Where problems lie when searching for the best education for a child
Published 14/06/2011 | 05:00
> Restricting entry to all-Irish schools to children of parents who are fluent in the language.
David McWilliams's book 'The Pope's Children' gave expression to the view that the all-Irish gaelscoileanna, in urban areas at least, are dominated by a highly motivated, middle-class elite who gain entry for their children on the basis that they speak Irish at home.
> Favouring children of past pupils.
The "old-school tie" is the popular description of the practice of giving priority to children of past pupils, teachers or a benefactor of the school. Most often associated with fee-paying schools, but it is common. Schools say it helps build their ethos, but it is at the root of an Equality Tribunal finding that its application amounted to indirect discrimination against a Traveller.
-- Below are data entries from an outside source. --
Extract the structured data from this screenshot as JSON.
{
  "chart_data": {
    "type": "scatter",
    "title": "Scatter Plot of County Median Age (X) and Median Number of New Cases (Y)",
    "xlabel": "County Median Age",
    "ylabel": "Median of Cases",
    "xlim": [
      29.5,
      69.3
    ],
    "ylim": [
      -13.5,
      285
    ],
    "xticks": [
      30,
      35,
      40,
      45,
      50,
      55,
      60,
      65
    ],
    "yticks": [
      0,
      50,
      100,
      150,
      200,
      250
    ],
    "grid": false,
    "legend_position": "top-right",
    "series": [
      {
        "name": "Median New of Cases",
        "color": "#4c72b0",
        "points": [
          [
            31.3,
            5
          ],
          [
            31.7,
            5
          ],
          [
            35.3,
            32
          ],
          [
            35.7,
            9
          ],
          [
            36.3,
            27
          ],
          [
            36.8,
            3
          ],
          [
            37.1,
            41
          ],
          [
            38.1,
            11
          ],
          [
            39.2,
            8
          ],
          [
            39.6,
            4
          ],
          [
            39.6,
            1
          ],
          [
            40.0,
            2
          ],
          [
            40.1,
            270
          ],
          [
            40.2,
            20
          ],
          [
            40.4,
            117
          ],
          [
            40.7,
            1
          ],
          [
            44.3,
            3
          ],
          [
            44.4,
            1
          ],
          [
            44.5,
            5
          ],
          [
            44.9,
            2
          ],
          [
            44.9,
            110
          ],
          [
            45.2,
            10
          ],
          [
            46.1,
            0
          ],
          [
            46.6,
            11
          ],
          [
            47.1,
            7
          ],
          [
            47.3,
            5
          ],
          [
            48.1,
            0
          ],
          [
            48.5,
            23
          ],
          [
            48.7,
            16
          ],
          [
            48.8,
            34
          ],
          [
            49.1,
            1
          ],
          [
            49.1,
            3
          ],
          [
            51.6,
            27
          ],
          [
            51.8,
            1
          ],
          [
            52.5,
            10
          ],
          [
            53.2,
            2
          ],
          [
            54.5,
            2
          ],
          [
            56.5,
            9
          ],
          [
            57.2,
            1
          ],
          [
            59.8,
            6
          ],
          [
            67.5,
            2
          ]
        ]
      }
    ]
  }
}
> First come, first served.
This leads to parents racing to put their son or daughter's name down for a school as soon as they are born, leading to five-year waiting lists, which has the effect of excluding families who have recently moved to an area.
> Special needs pupils.
Schools in the vocational sector complain that they take more than their fair share of pupils with special needs -- such as those from economically disadvantaged backgrounds or those with a disability or learning difficulty -- often as a result of another school suggesting to parents that it is better equipped to deal with them.
> Booking deposits.
Although disallowed, some schools seek non-refundable "administration fees", of, say, €50, to put a name on a waiting list.